The second principle is to find an appropriate angle of view that helps to contextualise the incident portrayed. To ensure that the viewer not only sees the interaction between the figures and donkeys, Stoop has raised the angle of view to encompass a broad expanse of incidents occurring beyond the subjects of primary interest in the foreground.

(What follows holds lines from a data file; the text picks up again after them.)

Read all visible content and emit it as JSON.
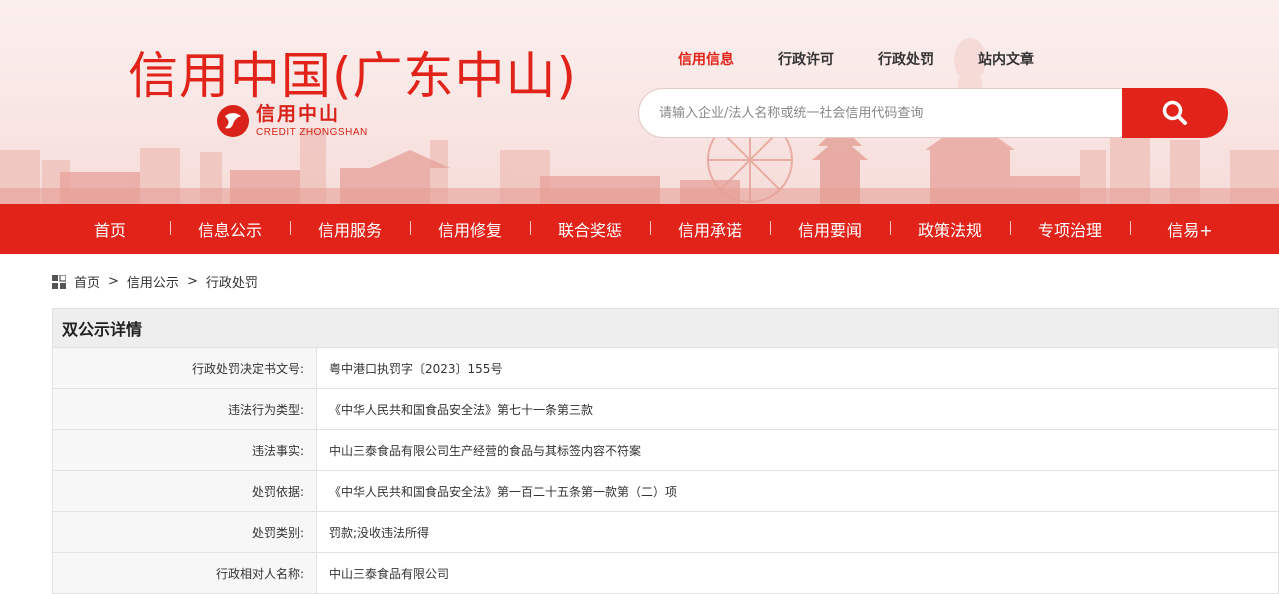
{
  "site": {
    "title": "信用中国(广东中山)",
    "logo_cn": "信用中山",
    "logo_en": "CREDIT ZHONGSHAN"
  },
  "top_nav": [
    {
      "label": "信用信息",
      "active": true
    },
    {
      "label": "行政许可",
      "active": false
    },
    {
      "label": "行政处罚",
      "active": false
    },
    {
      "label": "站内文章",
      "active": false
    }
  ],
  "search": {
    "placeholder": "请输入企业/法人名称或统一社会信用代码查询",
    "icon": "search-icon"
  },
  "main_nav": [
    "首页",
    "信息公示",
    "信用服务",
    "信用修复",
    "联合奖惩",
    "信用承诺",
    "信用要闻",
    "政策法规",
    "专项治理",
    "信易+"
  ],
  "breadcrumb": [
    "首页",
    "信用公示",
    "行政处罚"
  ],
  "detail": {
    "title": "双公示详情",
    "rows": [
      {
        "label": "行政处罚决定书文号:",
        "value": "粤中港口执罚字〔2023〕155号"
      },
      {
        "label": "违法行为类型:",
        "value": "《中华人民共和国食品安全法》第七十一条第三款"
      },
      {
        "label": "违法事实:",
        "value": "中山三泰食品有限公司生产经营的食品与其标签内容不符案"
      },
      {
        "label": "处罚依据:",
        "value": "《中华人民共和国食品安全法》第一百二十五条第一款第（二）项"
      },
      {
        "label": "处罚类别:",
        "value": "罚款;没收违法所得"
      },
      {
        "label": "行政相对人名称:",
        "value": "中山三泰食品有限公司"
      }
    ]
  },
  "colors": {
    "brand_red": "#e2231a",
    "banner_bg": "#f9e8e6",
    "header_gray": "#eeeeee"
  }
}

The third principle is to choose the “right” moment to in a sequence of events to be illustrated. Regarding Stoop’s choice of “frozen” moment here, I wish to propose that these images are like a pendant pair in that both focus attention on a moment of interaction between man and donkey wherein the action of the man is pregnant with potential for future movement and a trace of what has happened in their interaction a second before.

Of course, the list of principles with which to evaluate an illustration is extensive but I hope that the few rules that I have briefly examined here help to show the 17th century craft behind Stoop’s illustrations.